Non-Specific Low Back Pain (NSLBP)

Reasons:

  • MRI of the spine was normal, ruling out structural abnormalities. No red flag signs were present.
  • Inflammatory blood markers were within normal limits, excluding systemic/infective/ inflammatory conditions.
  • Radicular syndrome was clinically assessed and ruled out due to the absence of neurological deficits, dermatomal radiation, or nerve root involvement.
  • So, the low back pain contributing factors for this patient include a sedentary lifestyle, reduced physical activity, fear-avoidant behaviour, negative pain beliefs, and unsuccessful prior treatments.  Hence, the presentation was categorised as Non-Specific Low Back Pain.

Overall Treatment Plan

Treatment Plan:

Since it is non-specific low back pain and the patient is physically inactive, it generally requires about 15 to 20 sessions (8 weeks)

  • Weeks 1-4: 3 sessions per week- 12 sessions
  • Week 5 & 6: 2 sessions per week- 4 sessions
  • Week 7 & 8: 1 session per week – 2 follow-up sessions

Key things to focus on during treatment

  • Reduce pain sensitivity
  • Restore functional capacity
  • Improve sleep
  • Address fear and negative beliefs
  • Promote long-term self-management

Weeks 1–4: Movement Awareness & Desensitisation

  • Education: pain ≠ damage, safe to move, move with confidence. 
  • Breathing & relaxation to reduce pain sensitivity.
  • Gentle mobility for the spine and hip to restore movement. 
  • Strengthening the back and lower limb muscles with low loads.
  • Start walking/cycling to improve activity tolerance.
  • Introduce pacing (avoid over/under activity).
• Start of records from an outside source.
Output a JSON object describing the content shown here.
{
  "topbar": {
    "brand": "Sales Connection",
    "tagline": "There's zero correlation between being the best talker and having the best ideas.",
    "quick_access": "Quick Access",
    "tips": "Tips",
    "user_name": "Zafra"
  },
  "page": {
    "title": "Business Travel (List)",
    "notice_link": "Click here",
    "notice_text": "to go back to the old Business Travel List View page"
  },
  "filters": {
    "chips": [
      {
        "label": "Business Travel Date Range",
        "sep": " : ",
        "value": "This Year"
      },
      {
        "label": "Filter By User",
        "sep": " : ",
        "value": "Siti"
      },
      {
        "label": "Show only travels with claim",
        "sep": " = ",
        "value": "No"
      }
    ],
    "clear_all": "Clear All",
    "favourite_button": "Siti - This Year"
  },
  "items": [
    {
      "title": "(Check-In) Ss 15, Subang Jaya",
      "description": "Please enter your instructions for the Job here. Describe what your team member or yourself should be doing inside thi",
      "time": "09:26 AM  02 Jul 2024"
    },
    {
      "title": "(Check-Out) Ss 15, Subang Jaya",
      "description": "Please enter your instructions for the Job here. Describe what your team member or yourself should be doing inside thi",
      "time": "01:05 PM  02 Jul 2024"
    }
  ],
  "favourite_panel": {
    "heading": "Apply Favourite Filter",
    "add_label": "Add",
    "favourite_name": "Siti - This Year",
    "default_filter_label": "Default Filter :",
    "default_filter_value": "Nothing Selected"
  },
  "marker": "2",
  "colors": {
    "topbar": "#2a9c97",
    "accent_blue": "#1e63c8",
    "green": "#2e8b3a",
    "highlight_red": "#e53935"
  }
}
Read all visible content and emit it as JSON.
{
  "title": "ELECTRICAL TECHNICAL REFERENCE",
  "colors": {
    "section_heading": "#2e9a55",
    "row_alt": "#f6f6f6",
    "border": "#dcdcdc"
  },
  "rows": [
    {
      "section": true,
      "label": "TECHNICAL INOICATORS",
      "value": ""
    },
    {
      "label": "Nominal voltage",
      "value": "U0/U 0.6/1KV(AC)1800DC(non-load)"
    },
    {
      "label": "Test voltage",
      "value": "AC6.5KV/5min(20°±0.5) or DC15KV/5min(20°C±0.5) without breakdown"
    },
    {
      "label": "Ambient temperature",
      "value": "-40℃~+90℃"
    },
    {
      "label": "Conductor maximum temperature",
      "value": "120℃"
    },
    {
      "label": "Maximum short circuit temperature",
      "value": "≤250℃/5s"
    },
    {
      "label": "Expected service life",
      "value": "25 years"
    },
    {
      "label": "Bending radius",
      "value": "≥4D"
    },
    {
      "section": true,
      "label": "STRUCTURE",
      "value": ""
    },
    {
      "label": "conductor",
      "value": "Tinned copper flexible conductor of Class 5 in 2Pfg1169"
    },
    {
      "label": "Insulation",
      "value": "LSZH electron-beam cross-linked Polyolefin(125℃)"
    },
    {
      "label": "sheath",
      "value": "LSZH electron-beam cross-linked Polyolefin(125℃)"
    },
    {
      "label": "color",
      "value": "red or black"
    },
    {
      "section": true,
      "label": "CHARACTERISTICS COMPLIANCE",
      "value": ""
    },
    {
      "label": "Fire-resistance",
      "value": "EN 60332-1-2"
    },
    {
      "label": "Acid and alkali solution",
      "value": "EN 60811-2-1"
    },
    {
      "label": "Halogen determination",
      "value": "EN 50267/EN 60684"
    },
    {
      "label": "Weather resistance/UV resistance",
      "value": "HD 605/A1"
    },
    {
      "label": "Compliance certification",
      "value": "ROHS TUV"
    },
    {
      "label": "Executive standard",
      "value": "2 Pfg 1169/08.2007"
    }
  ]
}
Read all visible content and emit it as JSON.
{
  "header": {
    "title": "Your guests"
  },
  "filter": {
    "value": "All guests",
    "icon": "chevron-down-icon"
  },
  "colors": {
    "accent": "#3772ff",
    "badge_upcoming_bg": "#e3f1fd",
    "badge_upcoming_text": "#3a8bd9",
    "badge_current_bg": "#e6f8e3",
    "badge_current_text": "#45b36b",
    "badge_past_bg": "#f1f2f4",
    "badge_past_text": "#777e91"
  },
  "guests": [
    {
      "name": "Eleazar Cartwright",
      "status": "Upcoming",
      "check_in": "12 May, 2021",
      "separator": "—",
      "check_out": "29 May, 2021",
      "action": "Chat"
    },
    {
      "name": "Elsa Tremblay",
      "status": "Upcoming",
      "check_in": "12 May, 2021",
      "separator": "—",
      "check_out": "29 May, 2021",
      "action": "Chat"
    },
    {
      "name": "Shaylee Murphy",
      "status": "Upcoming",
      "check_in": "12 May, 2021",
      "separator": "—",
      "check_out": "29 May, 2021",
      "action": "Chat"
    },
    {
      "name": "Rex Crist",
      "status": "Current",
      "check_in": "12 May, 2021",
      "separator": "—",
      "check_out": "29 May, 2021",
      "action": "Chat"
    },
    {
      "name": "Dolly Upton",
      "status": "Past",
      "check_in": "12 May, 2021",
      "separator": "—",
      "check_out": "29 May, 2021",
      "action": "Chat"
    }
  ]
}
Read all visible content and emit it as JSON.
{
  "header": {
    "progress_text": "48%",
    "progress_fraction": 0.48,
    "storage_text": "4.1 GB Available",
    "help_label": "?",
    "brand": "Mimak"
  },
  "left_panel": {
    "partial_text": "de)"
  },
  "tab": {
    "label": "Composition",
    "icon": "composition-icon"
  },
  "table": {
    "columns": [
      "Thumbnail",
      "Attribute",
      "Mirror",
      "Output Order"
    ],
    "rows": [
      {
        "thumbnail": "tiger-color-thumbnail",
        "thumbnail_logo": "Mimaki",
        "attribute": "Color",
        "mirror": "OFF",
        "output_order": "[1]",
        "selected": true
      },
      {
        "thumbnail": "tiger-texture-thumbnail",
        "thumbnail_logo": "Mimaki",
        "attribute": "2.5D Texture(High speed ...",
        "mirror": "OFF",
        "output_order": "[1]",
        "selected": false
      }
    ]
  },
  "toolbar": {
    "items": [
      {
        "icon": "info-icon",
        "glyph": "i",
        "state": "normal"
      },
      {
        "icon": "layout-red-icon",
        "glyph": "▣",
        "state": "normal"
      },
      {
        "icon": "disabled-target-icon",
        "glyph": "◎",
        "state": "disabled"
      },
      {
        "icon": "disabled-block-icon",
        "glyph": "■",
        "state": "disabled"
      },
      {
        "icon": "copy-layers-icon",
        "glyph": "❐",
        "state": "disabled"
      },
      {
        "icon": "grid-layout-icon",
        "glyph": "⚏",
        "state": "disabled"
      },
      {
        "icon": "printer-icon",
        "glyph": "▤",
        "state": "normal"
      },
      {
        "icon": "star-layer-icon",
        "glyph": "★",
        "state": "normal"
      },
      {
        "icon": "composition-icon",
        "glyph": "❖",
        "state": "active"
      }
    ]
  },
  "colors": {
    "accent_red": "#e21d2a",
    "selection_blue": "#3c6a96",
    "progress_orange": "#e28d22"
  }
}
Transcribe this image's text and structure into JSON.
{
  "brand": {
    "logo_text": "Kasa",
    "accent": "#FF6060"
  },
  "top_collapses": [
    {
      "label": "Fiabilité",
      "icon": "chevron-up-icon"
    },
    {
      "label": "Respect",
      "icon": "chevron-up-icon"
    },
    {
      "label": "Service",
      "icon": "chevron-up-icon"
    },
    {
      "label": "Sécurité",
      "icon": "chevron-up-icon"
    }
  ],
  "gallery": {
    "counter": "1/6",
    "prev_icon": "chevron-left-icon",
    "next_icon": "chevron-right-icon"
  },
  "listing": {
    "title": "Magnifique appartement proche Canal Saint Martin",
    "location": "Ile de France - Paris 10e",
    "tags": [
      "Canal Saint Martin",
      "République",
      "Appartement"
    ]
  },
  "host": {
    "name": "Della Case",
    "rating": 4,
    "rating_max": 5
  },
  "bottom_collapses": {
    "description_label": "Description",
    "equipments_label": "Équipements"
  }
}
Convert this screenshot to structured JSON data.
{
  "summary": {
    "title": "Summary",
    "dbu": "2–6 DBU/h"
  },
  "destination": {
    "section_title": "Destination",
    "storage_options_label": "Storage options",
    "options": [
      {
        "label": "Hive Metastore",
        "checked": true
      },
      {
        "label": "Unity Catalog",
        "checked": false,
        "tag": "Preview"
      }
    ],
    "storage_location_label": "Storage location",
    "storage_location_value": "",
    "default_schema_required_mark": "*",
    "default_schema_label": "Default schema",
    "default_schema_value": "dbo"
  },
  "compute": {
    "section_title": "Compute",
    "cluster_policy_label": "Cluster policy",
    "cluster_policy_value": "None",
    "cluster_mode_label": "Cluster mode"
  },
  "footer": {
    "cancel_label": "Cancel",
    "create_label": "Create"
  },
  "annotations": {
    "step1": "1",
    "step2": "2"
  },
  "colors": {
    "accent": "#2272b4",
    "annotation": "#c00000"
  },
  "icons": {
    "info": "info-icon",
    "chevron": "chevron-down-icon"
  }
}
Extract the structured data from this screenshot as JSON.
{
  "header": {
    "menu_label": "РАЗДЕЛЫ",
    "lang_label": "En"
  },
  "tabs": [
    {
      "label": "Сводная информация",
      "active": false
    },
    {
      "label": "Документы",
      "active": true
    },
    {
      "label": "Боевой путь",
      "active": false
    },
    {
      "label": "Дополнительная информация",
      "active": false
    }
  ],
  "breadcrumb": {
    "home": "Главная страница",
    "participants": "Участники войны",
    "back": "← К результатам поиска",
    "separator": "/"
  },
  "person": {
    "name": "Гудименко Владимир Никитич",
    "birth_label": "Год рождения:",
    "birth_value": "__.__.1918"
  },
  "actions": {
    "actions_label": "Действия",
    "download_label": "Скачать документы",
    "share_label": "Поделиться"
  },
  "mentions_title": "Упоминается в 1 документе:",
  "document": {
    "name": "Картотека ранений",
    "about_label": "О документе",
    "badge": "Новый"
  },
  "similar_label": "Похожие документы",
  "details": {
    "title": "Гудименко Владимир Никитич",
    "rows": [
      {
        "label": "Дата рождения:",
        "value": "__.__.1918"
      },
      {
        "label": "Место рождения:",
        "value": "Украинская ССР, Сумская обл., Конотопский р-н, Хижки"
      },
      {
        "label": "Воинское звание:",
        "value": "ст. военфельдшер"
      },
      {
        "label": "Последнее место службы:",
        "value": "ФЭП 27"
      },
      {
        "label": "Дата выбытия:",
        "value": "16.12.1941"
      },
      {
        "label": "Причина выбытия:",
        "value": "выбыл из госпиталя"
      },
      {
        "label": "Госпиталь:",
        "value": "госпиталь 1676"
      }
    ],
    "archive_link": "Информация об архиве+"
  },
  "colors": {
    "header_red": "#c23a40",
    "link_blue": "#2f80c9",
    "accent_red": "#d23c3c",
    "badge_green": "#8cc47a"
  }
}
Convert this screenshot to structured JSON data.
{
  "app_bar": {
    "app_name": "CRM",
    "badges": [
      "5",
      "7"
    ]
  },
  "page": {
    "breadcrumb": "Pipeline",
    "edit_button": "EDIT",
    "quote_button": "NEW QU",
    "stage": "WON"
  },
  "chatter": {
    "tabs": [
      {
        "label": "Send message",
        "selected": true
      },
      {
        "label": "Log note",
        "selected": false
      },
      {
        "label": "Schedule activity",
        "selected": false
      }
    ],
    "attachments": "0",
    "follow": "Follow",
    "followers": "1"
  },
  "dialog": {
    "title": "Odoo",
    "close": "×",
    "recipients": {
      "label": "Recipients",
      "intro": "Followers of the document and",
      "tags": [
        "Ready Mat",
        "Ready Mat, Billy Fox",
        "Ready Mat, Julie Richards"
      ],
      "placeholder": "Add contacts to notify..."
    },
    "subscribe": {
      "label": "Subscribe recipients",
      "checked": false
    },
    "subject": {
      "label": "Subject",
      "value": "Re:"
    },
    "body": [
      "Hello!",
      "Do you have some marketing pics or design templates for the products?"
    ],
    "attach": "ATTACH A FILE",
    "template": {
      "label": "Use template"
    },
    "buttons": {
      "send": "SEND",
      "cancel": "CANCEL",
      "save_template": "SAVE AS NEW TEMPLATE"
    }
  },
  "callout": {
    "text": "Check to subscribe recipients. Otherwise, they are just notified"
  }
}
Weeks 5–6: Capacity Building

  • Progress strengthening (trunk + whole body) depending on the person’s capacity.
  • Include functional movements (bend, lift, carry)
  • Include and progress cardio to improve general physical health and fitness. 
  • The home program becomes the main focus and teach symptom-based activity modification.

Weeks 7–8: Self-Management & Independence

  • Educate on load management (progress gradually)
  • Teach flare-up handling (stay active, modify load) as treatment shifts mainly towards self-management strategies.
  • Guide independent exercise using RPE and progress strength training.